Friday, September 7, 2018

Geasa

Geasa
by
Bobby Derie

"I lost it," he set the bottle down, a few red drops pooling in the bottom of the glass.


"The word. Sweet and musty and bitter and acid, that bites the tip of your tongue and rolls around the back of your mouth, the last sip of that home-brewed cherry cola, not yet tart or syrup-sticky, but thicker and floating..."


"Dregs," the voice called out from the seat behind him. A bald head was buried in a book, never looking up.


"Dregs," he savored the word, rolling it around in his mouth, lips curling up at the corners.


"Dregs," he took the last sip.


Through the window, the world rushed by, green blurs of leaves, dark shadows in between where the light did not reach.


"When I attained my majority," he spoke loud enough for the bald head to hear, "my mother took me to the druid, who laid on me four geasa: Never to take strong drink between dawn and noon, never to leave the toilet unflushed, never to buy a dog from a puppy-mill, and never to love a red-haired witch.
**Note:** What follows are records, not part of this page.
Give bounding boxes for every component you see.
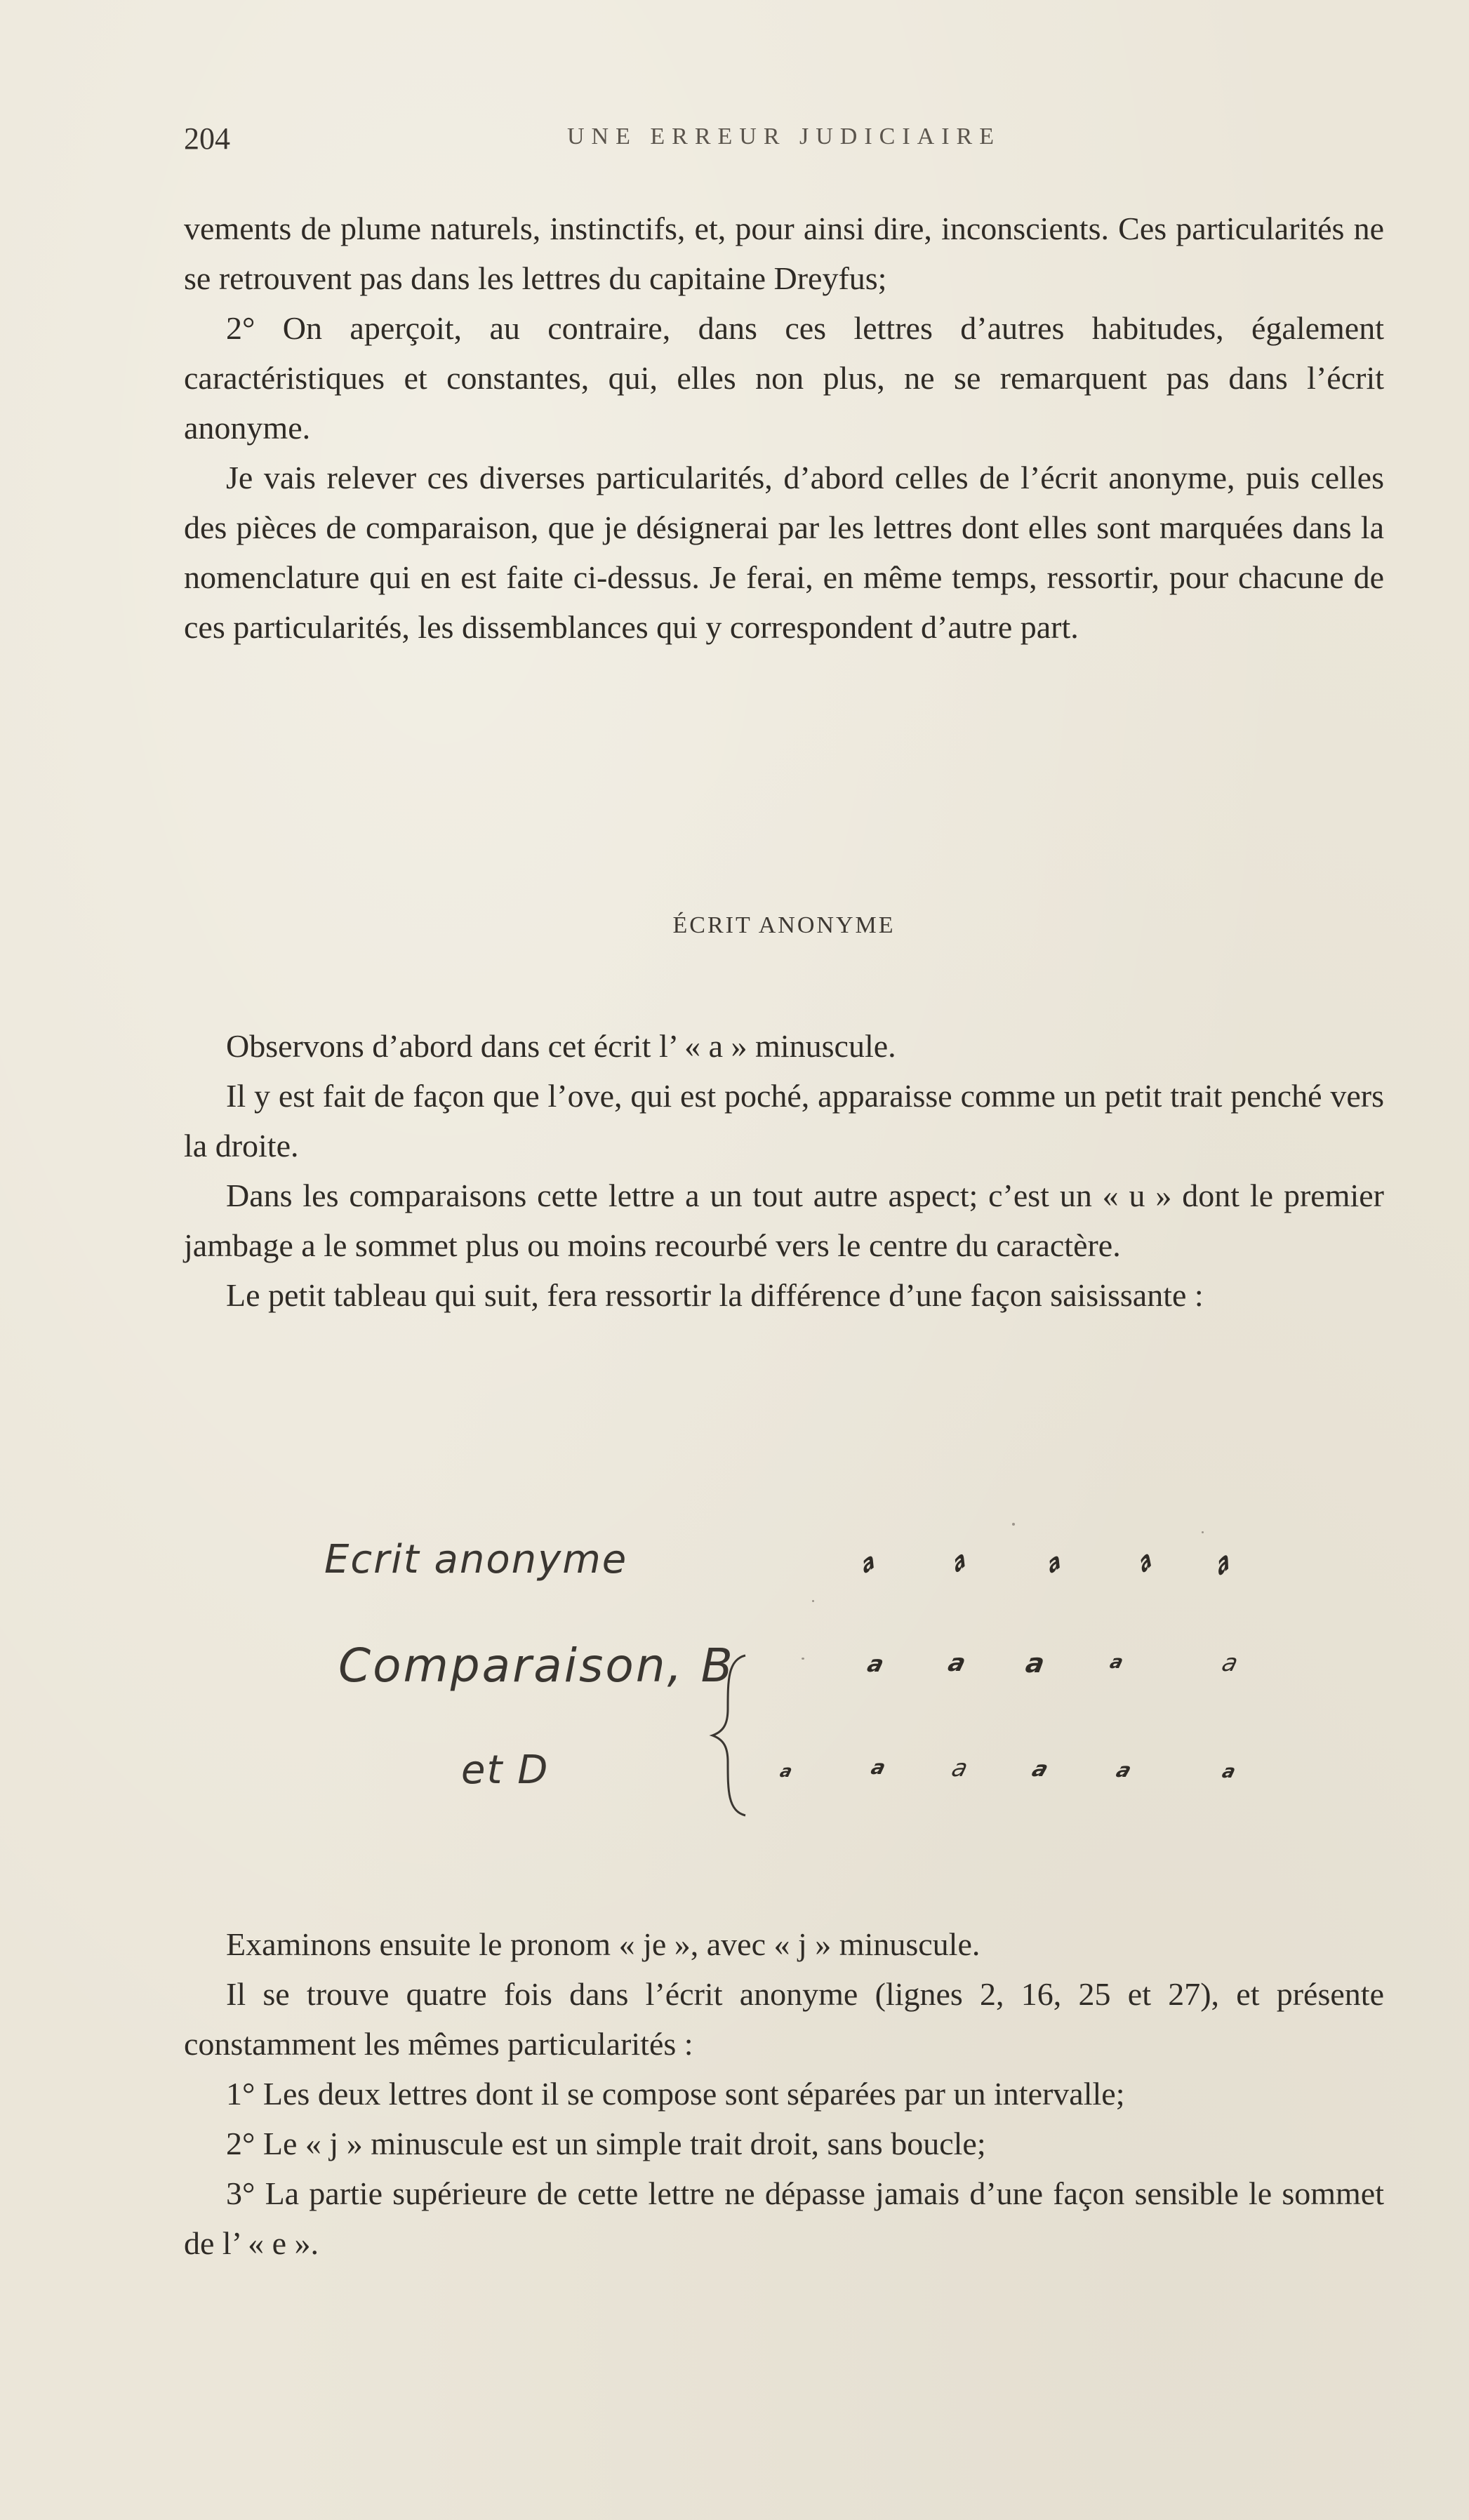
sample-anonymous-2: a (950, 1544, 969, 1580)
ink-speck (1202, 1531, 1204, 1533)
lowercase-a-text-block (184, 1021, 1384, 1320)
sample-comparison-b-4: a (1107, 1652, 1126, 1673)
paragraph-examine-je: Examinons ensuite le pronom « je », avec « j » minuscule. (226, 1926, 981, 1962)
label-ecrit-anonyme: Ecrit anonyme (324, 1537, 628, 1582)
page-number: 204 (184, 121, 230, 156)
running-title: UNE ERREUR JUDICIAIRE (567, 124, 1001, 149)
paragraph-occurrences: Il se trouve quatre fois dans l’écrit anonyme (lignes 2, 16, 25 et 27), et présente constamment les mêmes particularités : (184, 1976, 1384, 2062)
paragraph-a-shape: Il y est fait de façon que l’ove, qui est poché, apparaisse comme un petit trait penché vers la droite. (184, 1078, 1384, 1164)
label-comparaison: Comparaison, B (338, 1639, 735, 1693)
ink-speck (802, 1658, 804, 1660)
paragraph-method: Je vais relever ces diverses particularités, d’abord celles de l’écrit anonyme, puis celles des pièces de comparaison, que je désignerai par les lettres dont elles sont marquées dans la nomenclature qui en est faite ci-dessus. Je ferai, en même temps, ressortir, pour chacune de ces particularités, les dissemblances qui y correspondent d’autre part. (184, 460, 1384, 645)
sample-comparison-b-2: a (945, 1649, 969, 1677)
label-et-d: et D (461, 1747, 550, 1793)
sample-comparison-d-4: a (1028, 1757, 1052, 1782)
sample-anonymous-3: a (1045, 1546, 1064, 1580)
sample-anonymous-4: a (1136, 1544, 1155, 1580)
section-heading: ÉCRIT ANONYME (672, 912, 896, 938)
sample-comparison-b-1: a (864, 1651, 887, 1677)
paragraph-point-1-j: 1° Les deux lettres dont il se compose sont séparées par un intervalle; (226, 2076, 1125, 2112)
paragraph-comparison-a: Dans les comparaisons cette lettre a un tout autre aspect; c’est un « u » dont le premier jambage a le sommet plus ou moins recourbé vers le centre du caractère. (184, 1178, 1384, 1263)
ink-speck (1012, 1523, 1015, 1526)
letter-samples (184, 1495, 1384, 1825)
ink-speck (812, 1600, 814, 1602)
sample-anonymous-5: a (1214, 1542, 1232, 1583)
paragraph-point-2: 2° On aperçoit, au contraire, dans ces lettres d’autres habitudes, également caractéristiques et constantes, qui, elles non plus, ne se remarquent pas dans l’écrit anonyme. (184, 310, 1384, 446)
sample-comparison-b-5: a (1218, 1649, 1242, 1677)
paragraph-continuation: vements de plume naturels, instinctifs, et, pour ainsi dire, inconscients. Ces particularités ne se retrouvent pas dans les lettres du capitaine Dreyfus; (184, 211, 1384, 296)
sample-comparison-d-3: a (948, 1754, 971, 1782)
paragraph-observe-a: Observons d’abord dans cet écrit l’ « a » minuscule. (226, 1028, 896, 1064)
paragraph-table-intro: Le petit tableau qui suit, fera ressortir la différence d’une façon saisissante : (226, 1277, 1204, 1313)
paragraph-point-3-j: 3° La partie supérieure de cette lettre ne dépasse jamais d’une façon sensible le sommet de l’ « e ». (184, 2175, 1384, 2261)
sample-comparison-d-6: a (1219, 1761, 1238, 1782)
sample-comparison-d-5: a (1112, 1759, 1135, 1782)
intro-text-block (184, 204, 1384, 652)
paragraph-point-2-j: 2° Le « j » minuscule est un simple trait droit, sans boucle; (226, 2126, 986, 2161)
page-header (184, 121, 1384, 163)
handwriting-comparison-figure (184, 1495, 1384, 1825)
sample-comparison-b-3: a (1023, 1648, 1047, 1679)
sample-anonymous-1: a (859, 1546, 878, 1580)
lowercase-j-text-block (184, 1919, 1384, 2268)
sample-comparison-d-1: a (778, 1761, 795, 1781)
sample-comparison-d-2: a (868, 1756, 889, 1779)
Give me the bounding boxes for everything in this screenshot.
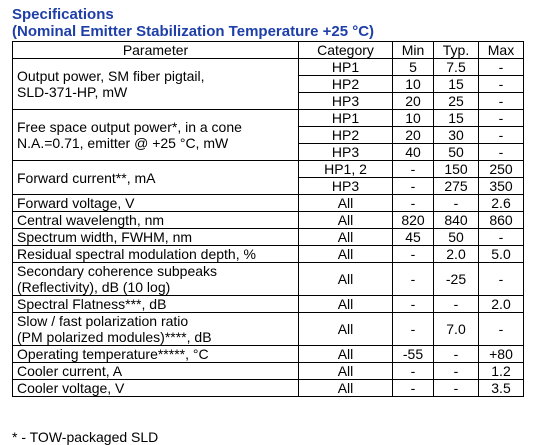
table-row <box>13 313 524 346</box>
typ-cell: 30 <box>434 127 479 144</box>
table-row <box>13 212 524 229</box>
typ-cell: 150 <box>434 161 479 178</box>
min-cell: - <box>393 161 434 178</box>
max-cell: - <box>479 127 524 144</box>
min-cell: - <box>393 380 434 397</box>
max-cell: 2.6 <box>479 195 524 212</box>
category-cell: All <box>299 263 393 296</box>
parameter-cell <box>13 229 299 246</box>
category-cell: All <box>299 346 393 363</box>
min-cell: - <box>393 195 434 212</box>
min-cell: 10 <box>393 76 434 93</box>
header-parameter: Parameter <box>13 42 299 59</box>
table-row <box>13 59 524 76</box>
table-row <box>13 110 524 127</box>
parameter-cell <box>13 195 299 212</box>
typ-cell: 2.0 <box>434 246 479 263</box>
category-cell: HP3 <box>299 178 393 195</box>
typ-cell: 275 <box>434 178 479 195</box>
parameter-cell <box>13 380 299 397</box>
parameter-line: Forward current**, mA <box>17 169 156 186</box>
category-cell: HP2 <box>299 127 393 144</box>
min-cell: - <box>393 296 434 313</box>
max-cell: - <box>479 144 524 161</box>
parameter-line: Cooler voltage, V <box>17 380 125 396</box>
category-cell: All <box>299 212 393 229</box>
header-min: Min <box>393 42 434 59</box>
typ-cell: 7.0 <box>434 313 479 346</box>
max-cell: 5.0 <box>479 246 524 263</box>
typ-cell: 840 <box>434 212 479 229</box>
typ-cell: -25 <box>434 263 479 296</box>
parameter-cell <box>13 59 299 110</box>
table-row <box>13 161 524 178</box>
parameter-cell <box>13 161 299 195</box>
category-cell: All <box>299 229 393 246</box>
parameter-line: Residual spectral modulation depth, % <box>17 246 256 262</box>
category-cell: HP3 <box>299 93 393 110</box>
table-row <box>13 229 524 246</box>
max-cell: 1.2 <box>479 363 524 380</box>
category-cell: All <box>299 246 393 263</box>
page-subtitle: (Nominal Emitter Stabilization Temperature +25 °C) <box>12 23 375 40</box>
parameter-line: (PM polarized modules)****, dB <box>17 329 212 345</box>
table-row <box>13 346 524 363</box>
parameter-line: Free space output power*, in a cone <box>17 119 242 135</box>
category-cell: All <box>299 363 393 380</box>
min-cell: 5 <box>393 59 434 76</box>
table-row <box>13 195 524 212</box>
typ-cell: 15 <box>434 110 479 127</box>
min-cell: - <box>393 178 434 195</box>
category-cell: All <box>299 195 393 212</box>
header-max: Max <box>479 42 524 59</box>
max-cell: 2.0 <box>479 296 524 313</box>
table-row <box>13 263 524 296</box>
specifications-table <box>12 41 524 397</box>
table-row <box>13 380 524 397</box>
min-cell: 45 <box>393 229 434 246</box>
parameter-line: Slow / fast polarization ratio <box>17 313 189 329</box>
typ-cell: 50 <box>434 229 479 246</box>
table-row <box>13 246 524 263</box>
header-typ: Typ. <box>434 42 479 59</box>
parameter-cell <box>13 363 299 380</box>
min-cell: 10 <box>393 110 434 127</box>
footnote: * - TOW-packaged SLD <box>12 429 159 445</box>
table-row <box>13 363 524 380</box>
category-cell: All <box>299 313 393 346</box>
min-cell: 40 <box>393 144 434 161</box>
min-cell: - <box>393 246 434 263</box>
header-category: Category <box>299 42 393 59</box>
max-cell: 3.5 <box>479 380 524 397</box>
parameter-line: Secondary coherence subpeaks <box>17 263 218 279</box>
max-cell: - <box>479 76 524 93</box>
parameter-line: SLD-371-HP, mW <box>17 84 128 100</box>
typ-cell: 25 <box>434 93 479 110</box>
category-cell: All <box>299 380 393 397</box>
typ-cell: - <box>434 346 479 363</box>
min-cell: 20 <box>393 93 434 110</box>
category-cell: HP2 <box>299 76 393 93</box>
max-cell: - <box>479 59 524 76</box>
max-cell: 250 <box>479 161 524 178</box>
max-cell: 350 <box>479 178 524 195</box>
typ-cell: - <box>434 380 479 397</box>
category-cell: HP1 <box>299 110 393 127</box>
parameter-cell <box>13 110 299 161</box>
table-body <box>13 59 524 397</box>
parameter-line: Operating temperature*****, °C <box>17 346 209 362</box>
typ-cell: - <box>434 195 479 212</box>
category-cell: All <box>299 296 393 313</box>
parameter-cell <box>13 246 299 263</box>
category-cell: HP1 <box>299 59 393 76</box>
parameter-cell <box>13 296 299 313</box>
max-cell: - <box>479 110 524 127</box>
max-cell: - <box>479 313 524 346</box>
max-cell: - <box>479 93 524 110</box>
category-cell: HP1, 2 <box>299 161 393 178</box>
typ-cell: 50 <box>434 144 479 161</box>
min-cell: 20 <box>393 127 434 144</box>
parameter-line: Output power, SM fiber pigtail, <box>17 68 205 84</box>
parameter-line: Central wavelength, nm <box>17 212 165 228</box>
parameter-line: Spectral Flatness***, dB <box>17 296 167 312</box>
parameter-line: (Reflectivity), dB (10 log) <box>17 279 171 295</box>
parameter-cell <box>13 313 299 346</box>
typ-cell: - <box>434 296 479 313</box>
page-title: Specifications <box>12 6 114 23</box>
parameter-line: Forward voltage, V <box>17 195 135 211</box>
parameter-line: N.A.=0.71, emitter @ +25 °C, mW <box>17 135 229 151</box>
min-cell: -55 <box>393 346 434 363</box>
table-row <box>13 296 524 313</box>
typ-cell: - <box>434 363 479 380</box>
parameter-cell <box>13 263 299 296</box>
typ-cell: 7.5 <box>434 59 479 76</box>
min-cell: - <box>393 313 434 346</box>
max-cell: - <box>479 263 524 296</box>
category-cell: HP3 <box>299 144 393 161</box>
parameter-line: Spectrum width, FWHM, nm <box>17 229 193 245</box>
typ-cell: 15 <box>434 76 479 93</box>
min-cell: - <box>393 363 434 380</box>
max-cell: +80 <box>479 346 524 363</box>
min-cell: - <box>393 263 434 296</box>
max-cell: - <box>479 229 524 246</box>
parameter-line: Cooler current, A <box>17 363 123 379</box>
max-cell: 860 <box>479 212 524 229</box>
table-header-row <box>13 42 524 59</box>
min-cell: 820 <box>393 212 434 229</box>
parameter-cell <box>13 346 299 363</box>
parameter-cell <box>13 212 299 229</box>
I did well to abide by these restrictions for many years, and then I met Angua."


"Was she a natural redhead?" The book wavered an inch.


"Bright as spun copper, with grey eyes. Stormcrow eyes, I called them." He stared at the glass. "For her, I forsook much. Yet I received much in return. I laid aside the blessings I had been granted, the favors of spirits of wood and heath, the taste of heather ale between night and morning beneath the earth, the speech of mutts...I got a job."


The book was laid down now, and he saw the bald head belonged to a woman, bespectacled and somewhat gaunt, with an unhealthy pallor.


"It's what she wanted. Not for her the dark woods-between-the-worlds, the barrowdowns, to sit with old kings at midnight and speak of long-ago battles. Oh, we wandered amid field and graveyard when courting, but she wanted to settle down. I had an idea to set up my own forge...to make a go of it, making blades and things. It was good for a while...a long while, yes...we had good days."


One brow raised - there was no eyebrow on it. "The dog?"


"Yes. I was akin to strays, but she said that wouldn't do. It had to be a white dog, without a spot of black on him, with a pedigree. Stupid fucking animal. Inbred. Bowlegged and mad, could hardly breathe...and I paid for it! I had never paid for a dog in my life. They would wander up to me and I would take them home, but no more of that, she said. So it was." His voice was as bitter as the word he had lost. "And I could not hear them, after that. I think...I think that was what began to drive us apart."


"Not the toilet seat."


"Well now, that was something else again. Dinner party. She loved dinner parties. Invite all these assholes over...one of them broke the toilet. I couldn't flush it. I was actually more upset about it than she was, because of the geas...but it was too late. Far, far too late."


"Who did the leaving?"


"Myself," he stared into the glass at the admission. "Although perhaps we had both left, some time before, and our bodies had simply not gotten around to doing the physical act of separation yet." His gaze fell once more outside the window. "I don't wonder if I might not go back...after I've taken the long way round, about the earth, through damp forest and tall grass, over seas and mountains. For it is a hard geas, to not love a red-haired witch."